BDDK Başkanı Mehmet Ali Akben, Kasım 2017’de uluslararası kredi derecelendirme kuruluşlarına bağımlılığı azaltmak ve sermaye piyasalarının gelişimine katkıda bulunmak amacıyla milli bir derecelendirme kuruluşu oluşturmaya yönelik çalışmaların sürdürüldüğünü söylemişti. 

Türkiye Bankalar Birliği Başkanı Hüseyin Aydın ise Mart 2018’de yaptığı açıklamada “Türk Lirası kredilerde risk ağırlığı yüzde 100. TL kredilerde risk ağırlığı yüzde 20 ya da daha düşük seviyelere getirilebilir" diyerek ulusal kredi derecelendirme kuruluşu kurma projesine başladıklarını duyurmuştu. 

Üç Büyükler’in Türkiye notu nedir?

Uluslararası kredi derecelendirme kuruluşlarından Moody's, 15 Haziran’da yaptığı açıklamada Türkiye'nin kredi notunu Ba3'ten B1'e düşürmüş, bir sonraki kararın yönünün nasıl olacağı konusunda fikir veren “görünümü” ise “negatife” çevirmişti. 

Ba3, “yatırım yapılamaz” seviyesini açıklarken, B1’in karşılığı “yüksek derecede spekülatif”. 

Ödemeler dengesi krizi, iflas riski, Merkez Bankası’nın döviz rezervlerindeki düşüş, Banka’nın bağımsızlığı ve şeffaflığı, not kararında etkili olmuştu. 

Açıklamada kamu borçlarının düşük olduğunun altı çizilerek “Kurumsal yapıdaki sağlamlık kaybolmaya devam ediyor ve yatırımcı güvenini artıracak etkili politikalar uygulamaya konulmuyor” denmişti. 

Fitch.jpg
1913 yılında şirketlerin performanslarını yayımlayan bir şirket olarak kurulan Fitch de 1924'de şu anda kullanılan 3 harfli derecelendirme çizelgesini piyasaya sundu/ Fotoğraf: Reuters


Fitch Ratings, temmuz ayında Merkez Bankası’nın o dönemki başkanı Murat Çetinkaya'nın görevden alınmasının ardından Türkiye'nin notunu düşürmüş ve kredi notu BB'den BB-'ye çekmişti. 

1 Kasım’da yapılan açıklamada ise  Türkiye'nin ekonomide dengeleme ve istikrar sağlanması yönünde ilerleme kaydettiği, ekonomide zayıflama riskinin azaldığı ifade edilerek not görünümü "negatif”ten "durağan”a yükseltilmişti. 

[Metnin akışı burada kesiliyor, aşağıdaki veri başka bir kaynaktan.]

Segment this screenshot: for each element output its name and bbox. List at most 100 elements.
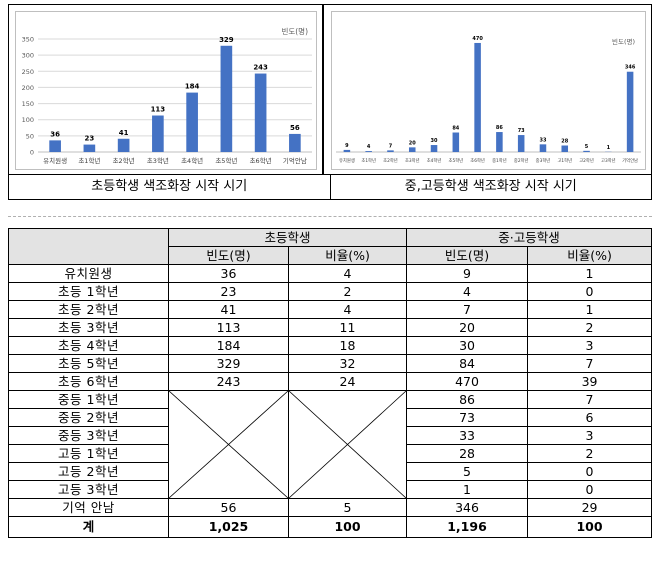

Ancak “yatırım yapılamaz” anlamına gelen "BB-” notu değişmemişti. 

S&P’den ağustosta yapılan açıklamada ise Türkiye’nin 2019 sonu büyümesi, yüzde 0,5 daralma olarak öngörülmüştü. Kredi notu, 'B+', görünüm 'Durağan' olarak teyit edilmişti.